Advances in thermo-hydro-mechanical-chemical modelling for CO2 geological storage and utilization
Nanlin Zhang, Liangliang Jiang, Fushen Liu, Yuhao Luo, Lele Feng, Yiwen Ju, Allegra Hosford Scheirer, Jiansheng Zhang, Birol Dindoruk, SM Farouq Ali, Zhangxin Chen
Abstract
Geological storage and utilization of CO 2 involve complex interactions among Thermo-hydro-mechanical-chemical (THMC) coupling processes, which significantly affect storage integrity and efficiency. To address the challenges in accurately simulating these coupled phenomena, this paper systematically reviews recent advances in the mathematical modeling and numerical solution of THMC coupling in CO 2 geological storage. The study focuses on the derivation and structure of governing and constitutive equations, the classification and comparative performance of fully coupled, iteratively coupled, and explicitly coupled solution methods, and the modeling of dynamic changes in porosity, permeability, and fracture evolution induced by multi-field interactions.
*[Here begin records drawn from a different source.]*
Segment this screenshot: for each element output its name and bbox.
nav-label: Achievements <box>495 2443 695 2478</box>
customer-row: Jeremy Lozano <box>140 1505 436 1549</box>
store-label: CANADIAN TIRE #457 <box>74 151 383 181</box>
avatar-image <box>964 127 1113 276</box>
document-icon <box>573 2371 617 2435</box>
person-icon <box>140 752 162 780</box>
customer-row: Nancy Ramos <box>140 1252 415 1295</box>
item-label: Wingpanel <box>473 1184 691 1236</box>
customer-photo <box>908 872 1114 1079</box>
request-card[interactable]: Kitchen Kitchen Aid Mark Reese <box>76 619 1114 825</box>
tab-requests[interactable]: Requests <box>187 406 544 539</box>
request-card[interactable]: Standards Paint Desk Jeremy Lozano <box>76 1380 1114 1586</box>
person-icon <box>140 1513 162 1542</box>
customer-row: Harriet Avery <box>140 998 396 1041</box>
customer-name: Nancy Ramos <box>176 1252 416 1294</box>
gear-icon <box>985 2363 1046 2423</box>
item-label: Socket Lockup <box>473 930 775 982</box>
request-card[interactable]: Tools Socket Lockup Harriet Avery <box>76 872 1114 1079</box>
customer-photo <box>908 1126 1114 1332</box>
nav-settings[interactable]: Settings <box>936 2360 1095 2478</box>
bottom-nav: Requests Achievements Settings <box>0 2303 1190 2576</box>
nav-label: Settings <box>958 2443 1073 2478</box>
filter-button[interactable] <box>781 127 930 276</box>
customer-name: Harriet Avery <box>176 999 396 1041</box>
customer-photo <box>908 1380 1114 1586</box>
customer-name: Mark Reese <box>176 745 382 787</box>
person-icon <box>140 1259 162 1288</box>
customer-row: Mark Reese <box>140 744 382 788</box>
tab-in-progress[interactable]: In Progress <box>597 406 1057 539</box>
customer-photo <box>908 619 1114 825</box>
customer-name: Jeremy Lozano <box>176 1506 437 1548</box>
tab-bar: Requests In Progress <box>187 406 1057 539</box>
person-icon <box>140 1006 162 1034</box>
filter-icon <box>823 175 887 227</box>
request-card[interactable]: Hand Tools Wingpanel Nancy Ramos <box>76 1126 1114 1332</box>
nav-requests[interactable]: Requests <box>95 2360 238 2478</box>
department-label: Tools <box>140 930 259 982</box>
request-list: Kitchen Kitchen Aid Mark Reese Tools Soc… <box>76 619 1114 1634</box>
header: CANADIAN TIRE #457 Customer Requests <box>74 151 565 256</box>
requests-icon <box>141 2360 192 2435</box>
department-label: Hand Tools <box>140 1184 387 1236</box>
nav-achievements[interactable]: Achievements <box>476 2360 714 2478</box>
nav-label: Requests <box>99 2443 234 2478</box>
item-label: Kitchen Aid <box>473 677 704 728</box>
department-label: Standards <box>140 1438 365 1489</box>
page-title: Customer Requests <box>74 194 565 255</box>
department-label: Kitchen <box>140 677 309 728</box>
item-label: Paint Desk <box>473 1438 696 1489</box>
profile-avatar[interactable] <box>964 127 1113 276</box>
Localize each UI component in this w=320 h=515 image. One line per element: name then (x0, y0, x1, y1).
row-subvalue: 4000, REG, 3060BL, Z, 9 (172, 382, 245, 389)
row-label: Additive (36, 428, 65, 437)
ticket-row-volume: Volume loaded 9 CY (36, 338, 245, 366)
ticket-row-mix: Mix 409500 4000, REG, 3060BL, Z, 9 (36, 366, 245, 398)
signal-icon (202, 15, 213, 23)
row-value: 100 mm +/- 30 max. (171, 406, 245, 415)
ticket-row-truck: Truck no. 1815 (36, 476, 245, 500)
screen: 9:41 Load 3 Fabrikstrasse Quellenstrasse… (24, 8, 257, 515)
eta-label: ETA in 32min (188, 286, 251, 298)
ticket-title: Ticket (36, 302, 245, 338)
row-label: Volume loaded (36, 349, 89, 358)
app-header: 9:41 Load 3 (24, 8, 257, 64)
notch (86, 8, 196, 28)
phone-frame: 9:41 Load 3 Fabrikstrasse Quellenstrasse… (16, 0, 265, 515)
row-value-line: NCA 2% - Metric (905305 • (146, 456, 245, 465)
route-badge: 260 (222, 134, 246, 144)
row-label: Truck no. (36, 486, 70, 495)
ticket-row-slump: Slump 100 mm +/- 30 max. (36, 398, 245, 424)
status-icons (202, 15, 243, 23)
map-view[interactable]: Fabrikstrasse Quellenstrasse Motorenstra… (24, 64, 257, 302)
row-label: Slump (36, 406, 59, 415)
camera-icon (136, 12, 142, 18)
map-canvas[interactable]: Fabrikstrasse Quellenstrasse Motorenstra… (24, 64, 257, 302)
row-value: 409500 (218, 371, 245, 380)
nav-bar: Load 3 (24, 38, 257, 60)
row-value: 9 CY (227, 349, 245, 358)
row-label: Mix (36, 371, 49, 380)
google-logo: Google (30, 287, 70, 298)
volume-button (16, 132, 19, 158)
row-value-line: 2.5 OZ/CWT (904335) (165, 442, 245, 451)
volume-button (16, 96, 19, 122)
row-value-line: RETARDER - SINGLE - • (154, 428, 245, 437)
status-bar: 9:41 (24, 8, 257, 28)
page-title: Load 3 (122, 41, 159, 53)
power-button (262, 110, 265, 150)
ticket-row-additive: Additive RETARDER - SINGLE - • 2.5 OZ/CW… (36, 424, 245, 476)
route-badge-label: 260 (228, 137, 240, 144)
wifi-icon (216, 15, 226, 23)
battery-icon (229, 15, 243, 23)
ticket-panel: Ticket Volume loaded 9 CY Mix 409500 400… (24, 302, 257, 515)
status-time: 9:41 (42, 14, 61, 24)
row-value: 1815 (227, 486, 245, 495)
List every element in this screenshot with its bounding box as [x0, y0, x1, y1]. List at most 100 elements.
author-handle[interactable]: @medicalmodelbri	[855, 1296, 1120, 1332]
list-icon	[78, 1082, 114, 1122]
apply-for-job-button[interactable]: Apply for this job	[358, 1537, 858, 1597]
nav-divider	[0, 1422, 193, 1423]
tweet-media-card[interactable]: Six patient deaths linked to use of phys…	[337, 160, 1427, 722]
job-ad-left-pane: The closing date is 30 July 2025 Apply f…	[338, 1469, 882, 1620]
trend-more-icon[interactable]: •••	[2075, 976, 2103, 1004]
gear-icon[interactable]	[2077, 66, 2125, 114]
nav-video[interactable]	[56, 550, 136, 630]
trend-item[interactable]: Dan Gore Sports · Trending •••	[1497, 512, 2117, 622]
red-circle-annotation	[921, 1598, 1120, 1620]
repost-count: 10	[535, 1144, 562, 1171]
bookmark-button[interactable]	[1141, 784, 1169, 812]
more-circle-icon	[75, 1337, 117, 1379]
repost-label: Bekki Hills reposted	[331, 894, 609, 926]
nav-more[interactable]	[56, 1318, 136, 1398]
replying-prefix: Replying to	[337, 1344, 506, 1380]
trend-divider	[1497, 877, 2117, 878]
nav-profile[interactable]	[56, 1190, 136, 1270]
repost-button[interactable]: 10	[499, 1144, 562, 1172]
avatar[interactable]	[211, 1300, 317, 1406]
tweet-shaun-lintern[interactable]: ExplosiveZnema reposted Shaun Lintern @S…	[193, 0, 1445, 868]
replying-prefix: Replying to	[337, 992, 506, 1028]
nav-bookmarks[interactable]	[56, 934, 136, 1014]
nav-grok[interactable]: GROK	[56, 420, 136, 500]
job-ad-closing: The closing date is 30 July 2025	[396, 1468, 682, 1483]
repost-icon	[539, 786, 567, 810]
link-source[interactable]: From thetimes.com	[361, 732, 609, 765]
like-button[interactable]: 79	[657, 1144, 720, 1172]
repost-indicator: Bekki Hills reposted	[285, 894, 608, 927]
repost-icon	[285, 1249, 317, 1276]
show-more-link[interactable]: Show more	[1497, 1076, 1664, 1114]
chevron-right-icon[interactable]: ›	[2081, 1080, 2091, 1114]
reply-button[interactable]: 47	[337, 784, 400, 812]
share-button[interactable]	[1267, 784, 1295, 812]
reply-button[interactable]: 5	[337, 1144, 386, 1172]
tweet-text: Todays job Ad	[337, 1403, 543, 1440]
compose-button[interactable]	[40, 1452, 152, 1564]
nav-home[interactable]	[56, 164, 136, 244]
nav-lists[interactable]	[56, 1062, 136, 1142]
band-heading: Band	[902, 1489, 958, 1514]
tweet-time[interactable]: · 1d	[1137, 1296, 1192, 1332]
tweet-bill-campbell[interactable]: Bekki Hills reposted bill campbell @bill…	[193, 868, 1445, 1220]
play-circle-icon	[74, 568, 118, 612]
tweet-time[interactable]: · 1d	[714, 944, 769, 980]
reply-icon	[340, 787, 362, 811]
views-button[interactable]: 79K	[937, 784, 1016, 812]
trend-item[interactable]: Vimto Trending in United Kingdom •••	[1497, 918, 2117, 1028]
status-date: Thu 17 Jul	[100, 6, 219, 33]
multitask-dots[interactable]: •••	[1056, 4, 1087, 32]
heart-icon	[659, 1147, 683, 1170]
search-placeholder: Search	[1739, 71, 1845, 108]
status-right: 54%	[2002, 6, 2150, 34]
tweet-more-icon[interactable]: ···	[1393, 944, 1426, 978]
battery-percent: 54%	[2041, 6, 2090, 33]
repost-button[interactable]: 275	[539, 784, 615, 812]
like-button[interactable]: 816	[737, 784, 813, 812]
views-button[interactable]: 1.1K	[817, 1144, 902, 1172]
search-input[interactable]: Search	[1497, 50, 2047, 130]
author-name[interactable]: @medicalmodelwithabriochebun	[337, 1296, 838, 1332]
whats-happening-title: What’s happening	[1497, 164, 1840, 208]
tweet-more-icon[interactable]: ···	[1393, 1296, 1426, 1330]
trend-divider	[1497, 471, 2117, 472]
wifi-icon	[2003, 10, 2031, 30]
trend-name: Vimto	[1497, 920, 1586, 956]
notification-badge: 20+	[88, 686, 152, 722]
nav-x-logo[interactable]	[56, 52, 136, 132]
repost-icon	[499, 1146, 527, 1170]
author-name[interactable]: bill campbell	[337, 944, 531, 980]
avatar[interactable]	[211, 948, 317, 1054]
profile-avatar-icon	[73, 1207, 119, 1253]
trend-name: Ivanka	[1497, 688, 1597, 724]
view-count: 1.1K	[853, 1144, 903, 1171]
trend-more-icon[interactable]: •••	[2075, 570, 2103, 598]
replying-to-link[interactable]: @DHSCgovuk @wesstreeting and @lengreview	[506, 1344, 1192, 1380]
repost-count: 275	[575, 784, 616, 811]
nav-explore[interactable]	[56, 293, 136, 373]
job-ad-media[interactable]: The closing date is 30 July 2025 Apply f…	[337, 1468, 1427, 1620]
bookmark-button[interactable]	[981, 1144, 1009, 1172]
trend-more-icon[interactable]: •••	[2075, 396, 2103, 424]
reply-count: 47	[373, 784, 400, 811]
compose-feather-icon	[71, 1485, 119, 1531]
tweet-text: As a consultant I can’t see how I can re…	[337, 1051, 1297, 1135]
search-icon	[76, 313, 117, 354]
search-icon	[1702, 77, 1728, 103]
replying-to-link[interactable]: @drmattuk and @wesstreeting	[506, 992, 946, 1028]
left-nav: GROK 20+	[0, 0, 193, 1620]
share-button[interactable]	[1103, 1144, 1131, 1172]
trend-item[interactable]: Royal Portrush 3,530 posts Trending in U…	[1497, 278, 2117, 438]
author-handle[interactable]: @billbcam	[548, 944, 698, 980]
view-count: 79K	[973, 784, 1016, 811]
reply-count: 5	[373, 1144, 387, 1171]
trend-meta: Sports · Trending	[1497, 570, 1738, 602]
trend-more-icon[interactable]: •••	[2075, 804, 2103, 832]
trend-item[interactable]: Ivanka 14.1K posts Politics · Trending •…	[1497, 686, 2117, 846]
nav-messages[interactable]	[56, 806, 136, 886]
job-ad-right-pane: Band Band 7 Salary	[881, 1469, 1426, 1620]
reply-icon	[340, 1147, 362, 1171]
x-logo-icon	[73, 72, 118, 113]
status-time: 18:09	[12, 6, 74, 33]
Furthermore, the paper evaluates the capabilities, application scenarios, and limitations of major simulation platforms, including TOUGH, CMG-GEM, and COMSOL. By establishing a comparative framework integrating model formulations and solver strategies, this work clarifies the strengths and gaps of current approaches and contributes to the development of robust, scalable, and mechanism-oriented numerical models for long-term prediction of CO 2 behavior in geological formations.